Using this information you can decide how to key your tables and/or modify your queries to make them more efficient. The syntax for explain is very simple.
EXPLAIN SELECT * FROM `categories` ORDER BY `orderid` ASC;
Note, explain does not actually run the query. So if you're using this to debug a query that takes 5 minutes to run, explain will still be very fast.
You do need to be careful when adding indexes though as they do cause inserts and updates to go slower and on very large tables this performance hit can become noticeable. Especially if that same table is used for a lot of reads. While adding a lot of indexes generally won't kill the performance of a query, you should still only add them as yo
Also keep in mind that MySQL will use a maximum of one index per select statement (although if you are using a join, it can also use one for each join). So indexing just because is a waste of disk space and will slow the database down on writes. If you commonly use a where statement on two columns, do one index containing both of those columns, it will be significantly faster than indexing just one alone.
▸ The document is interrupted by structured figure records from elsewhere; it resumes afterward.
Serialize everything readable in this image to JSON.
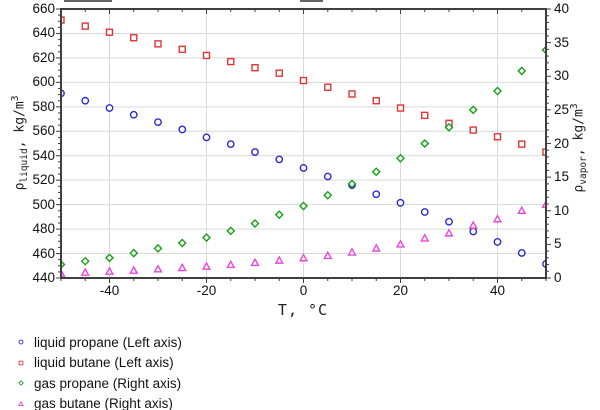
{
  "chart_data": {
    "type": "scatter",
    "x": [
      -50,
      -45,
      -40,
      -35,
      -30,
      -25,
      -20,
      -15,
      -10,
      -5,
      0,
      5,
      10,
      15,
      20,
      25,
      30,
      35,
      40,
      45,
      50
    ],
    "series": [
      {
        "name": "liquid propane (Left axis)",
        "axis": "left",
        "marker": "circle",
        "color": "#2a2ad0",
        "values": [
          591,
          585,
          579,
          573.5,
          567.5,
          561.5,
          555,
          549.5,
          543,
          537,
          530,
          523,
          516,
          508.5,
          501.5,
          494,
          486,
          478,
          469.5,
          460.5,
          451.5
        ]
      },
      {
        "name": "liquid butane (Left axis)",
        "axis": "left",
        "marker": "square",
        "color": "#e03535",
        "values": [
          651,
          646,
          641,
          636.5,
          631.5,
          627,
          622,
          617,
          612,
          607.5,
          601.5,
          596,
          590.5,
          585,
          579,
          573,
          566.5,
          561,
          555.5,
          549.5,
          543
        ]
      },
      {
        "name": "gas propane (Right axis)",
        "axis": "right",
        "marker": "diamond",
        "color": "#16a016",
        "values": [
          2.0,
          2.5,
          3.0,
          3.7,
          4.4,
          5.2,
          6.0,
          7.0,
          8.1,
          9.4,
          10.7,
          12.3,
          14.0,
          15.8,
          17.8,
          20.0,
          22.4,
          25.0,
          27.8,
          30.8,
          33.9
        ]
      },
      {
        "name": "gas butane (Right axis)",
        "axis": "right",
        "marker": "triangle",
        "color": "#e846dc",
        "values": [
          0.65,
          0.8,
          0.95,
          1.1,
          1.3,
          1.5,
          1.7,
          1.95,
          2.25,
          2.6,
          2.95,
          3.3,
          3.8,
          4.4,
          5.0,
          5.9,
          6.65,
          7.8,
          8.75,
          10.0,
          10.9
        ]
      }
    ],
    "axes": {
      "x": {
        "label": "T, °C",
        "min": -50,
        "max": 50,
        "major_ticks": [
          -40,
          -20,
          0,
          20,
          40
        ],
        "minor_step": 5
      },
      "left": {
        "label": "ρliquid, kg/m³",
        "min": 440,
        "max": 660,
        "major_step": 20,
        "minor_step": 5,
        "tick_labels": [
          660,
          640,
          620,
          600,
          580,
          560,
          540,
          520,
          500,
          480,
          460,
          440
        ]
      },
      "right": {
        "label": "ρvapor, kg/m³",
        "min": 0,
        "max": 40,
        "major_step": 5,
        "minor_step": 1,
        "tick_labels": [
          40,
          35,
          30,
          25,
          20,
          15,
          10,
          5,
          0
        ]
      }
    },
    "grid": true,
    "legend_position": "bottom-left",
    "grid_color": "#d9d9d9",
    "axis_color": "#3f3f3f"
  },
  "axis_titles": {
    "left": {
      "rho": "ρ",
      "sub": "liquid",
      "mid": ", kg/m",
      "sup": "3"
    },
    "right": {
      "rho": "ρ",
      "sub": "vapor",
      "mid": ", kg/m",
      "sup": "3"
    },
    "x": "T, °C"
  }
}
An index can speed up a SELECT query, but it will slow down INSERT/UPDATE/DELETE queries because they need to update the index as well, not just the row.
This is just personal opinion (I've got no facts to back it up), but I think that if there is a query that is taking a long time and an index would speed it up - go for it! "Too many" indexes would be if you added indexes that didn't do any good (e.g. there were no queries it would speed up). For example, a silly thing to do would be to place an index on every column "just because".
There's no magic number for the "best" number of indexes. The basic rule is this: add indexes for queries that are used often and/or need to run quickly.
Having "too many" indexes shouldn't slow down queries, but it each index added adds a small amount of time to add/update items in the db (since it modifies the indices as well), and a small amount of space. However, if you're just adding indexes as required, this is probably not a big concern.